Maryam Rajavi — president of the National Council of Resistance of Iran (NCRI), a coalition of Iranian dissident groups leading the struggle to bring about regime change in Iran — hailed the positions adopted at the Arab-Islamic-American Summit in the face of Iran’s actions.

For nearly four decades Tehran’s measures have robbed the region, and the world over, of quiet and stability. It is time to take firm action against Iran’s terrorism and fundamentalism endeavors, its dangerous ballistic missile program and its meddling in the affairs of others. Steps similar to those embraced in the Riyadh conference are what are needed to bring a final end to terrorism, war and bloodshed, and establish peace and harmony.

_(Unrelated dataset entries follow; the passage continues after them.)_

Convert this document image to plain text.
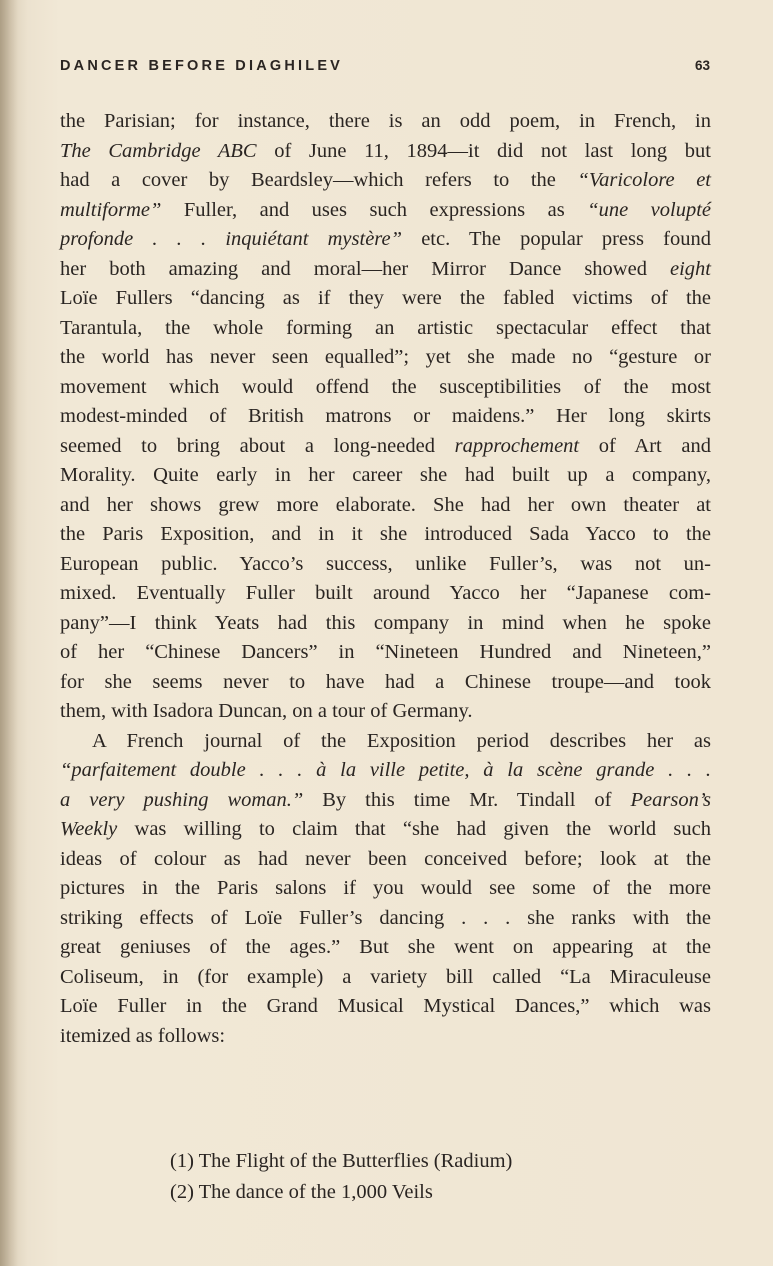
DANCER BEFORE DIAGHILEV	63
the Parisian; for instance, there is an odd poem, in French, in
The Cambridge ABC of June 11, 1894—it did not last long but
had a cover by Beardsley—which refers to the “Varicolore et
multiforme” Fuller, and uses such expressions as “une volupté
profonde . . . inquiétant mystère” etc. The popular press found
her both amazing and moral—her Mirror Dance showed eight
Loïe Fullers “dancing as if they were the fabled victims of the
Tarantula, the whole forming an artistic spectacular effect that
the world has never seen equalled”; yet she made no “gesture or
movement which would offend the susceptibilities of the most
modest-minded of British matrons or maidens.” Her long skirts
seemed to bring about a long-needed rapprochement of Art and
Morality. Quite early in her career she had built up a company,
and her shows grew more elaborate. She had her own theater at
the Paris Exposition, and in it she introduced Sada Yacco to the
European public. Yacco’s success, unlike Fuller’s, was not un-
mixed. Eventually Fuller built around Yacco her “Japanese com-
pany”—I think Yeats had this company in mind when he spoke
of her “Chinese Dancers” in “Nineteen Hundred and Nineteen,”
for she seems never to have had a Chinese troupe—and took
them, with Isadora Duncan, on a tour of Germany.
A French journal of the Exposition period describes her as
“parfaitement double . . . à la ville petite, à la scène grande . . .
a very pushing woman.” By this time Mr. Tindall of Pearson’s
Weekly was willing to claim that “she had given the world such
ideas of colour as had never been conceived before; look at the
pictures in the Paris salons if you would see some of the more
striking effects of Loïe Fuller’s dancing . . . she ranks with the
great geniuses of the ages.” But she went on appearing at the
Coliseum, in (for example) a variety bill called “La Miraculeuse
Loïe Fuller in the Grand Musical Mystical Dances,” which was
itemized as follows:
(1) The Flight of the Butterflies (Radium)
(2) The dance of the 1,000 Veils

The recent tragic bombing in Manchester leading to the loss of too many more innocent lives was yet another reminder of the utter importance of this.

While condemning Iran’s actions and crimes is a constant necessity, practical measures, and more specifically, ending all diplomatic relations with the mullahs, expelling this regime’s delegations from international organizations, blacklisting the notorious IRGC and other military/paramilitary/security entities associated with the government, are necessary follow-ups.

Iran’s human rights violations and the 1988 massacre of over 30,000 political prisoners, mostly members and supporters of the People’s Mojahedin Organization of Iran (PMOI/MEK), have gone ignored for far too long. This horrific dossier deserves immediate referral to the United Nations Security Council and The Hague to bring all affiliated Iranian regime officials to justice.

President Trump correctly described the Iranian people as the first victims of the mullahs’ regime. King Salman of Saudi Arabia, while delivering his respects to the Iranian nation, emphasized that ever since late regime founder Ruhollah Khomeini’s rise to power the mullahs have become the spearhead force behind global terrorism.

The ultimate solution for the current crisis engulfing the entire Middle East is regime change in Iran, carried out by the Iranian people and their organized resistance, symbolized by the NCRI.

Freedom and returning sovereignty to the Iranian people by ending the mullahs’ rule is the desire of all Iranians. Recognizing this nation’s true demand is essential to establishing peace and tranquility in the region, and indispensable to international security.